I open my purse and retrieve the little yellow paper. I spread the town map across my bed and look for 1527 Grange Road. Eagle Pass is sliced in half by Main Street and then quartered by Veterans Boulevard. I scan the street names until I find Grange Road east of El Indio Highway. I trace the route from Maverick Motel. James is about twenty minutes southeast of me. The thought makes the knots in my stomach pull even tighter.

It’s been twenty-three years since we’ve seen each other. The morning that he left, we met by the river and I melted into his arms. Tears spilled from my eyes and soaked his shirt. “I don’t want you to leave.”

“I don’t want to leave you.” He tightened his grip around me. “Promise you’ll write to me?”

I nodded and buried my head against his chest, trying to remember every single thing about him.
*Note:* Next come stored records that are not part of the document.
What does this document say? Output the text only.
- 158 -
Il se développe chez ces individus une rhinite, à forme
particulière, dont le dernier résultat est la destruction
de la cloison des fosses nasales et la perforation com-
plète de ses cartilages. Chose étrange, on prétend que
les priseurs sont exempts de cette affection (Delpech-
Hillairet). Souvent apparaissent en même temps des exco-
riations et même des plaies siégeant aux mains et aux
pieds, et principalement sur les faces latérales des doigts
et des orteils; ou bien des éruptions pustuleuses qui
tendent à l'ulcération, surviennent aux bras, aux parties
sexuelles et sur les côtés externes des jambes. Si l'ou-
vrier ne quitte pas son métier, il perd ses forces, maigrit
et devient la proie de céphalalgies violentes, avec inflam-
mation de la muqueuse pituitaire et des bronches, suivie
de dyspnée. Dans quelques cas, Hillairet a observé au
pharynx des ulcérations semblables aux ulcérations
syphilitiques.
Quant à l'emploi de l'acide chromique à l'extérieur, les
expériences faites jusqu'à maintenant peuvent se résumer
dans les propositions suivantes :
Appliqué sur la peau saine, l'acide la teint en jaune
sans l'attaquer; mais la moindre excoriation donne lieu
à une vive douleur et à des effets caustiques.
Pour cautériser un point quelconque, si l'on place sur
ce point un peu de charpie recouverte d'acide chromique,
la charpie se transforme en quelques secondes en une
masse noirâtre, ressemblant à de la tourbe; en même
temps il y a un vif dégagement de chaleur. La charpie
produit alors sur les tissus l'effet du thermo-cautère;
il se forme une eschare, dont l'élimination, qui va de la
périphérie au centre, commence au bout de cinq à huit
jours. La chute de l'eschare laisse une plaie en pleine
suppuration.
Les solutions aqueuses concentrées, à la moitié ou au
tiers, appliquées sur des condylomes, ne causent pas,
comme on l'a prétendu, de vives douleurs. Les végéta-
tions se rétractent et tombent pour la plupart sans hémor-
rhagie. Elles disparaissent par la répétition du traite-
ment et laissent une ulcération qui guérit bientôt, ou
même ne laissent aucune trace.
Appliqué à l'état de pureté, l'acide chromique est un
His heartbeat was soft and steady, his skin warm. I breathed in the remnants of Paco Rabanne from his neck, hoping it would permeate my nasal passages and linger there until the end of time. My entire universe existed in the tight space between our bodies, and I couldn’t bear to think how long it would be until I felt it again.

He placed his index finger under my chin and drew it upward until our eyes and lips were only an inch apart. “We’ll see each other again.” It wasn’t a question but a promise. He pressed his lips to mine and kissed me goodbye.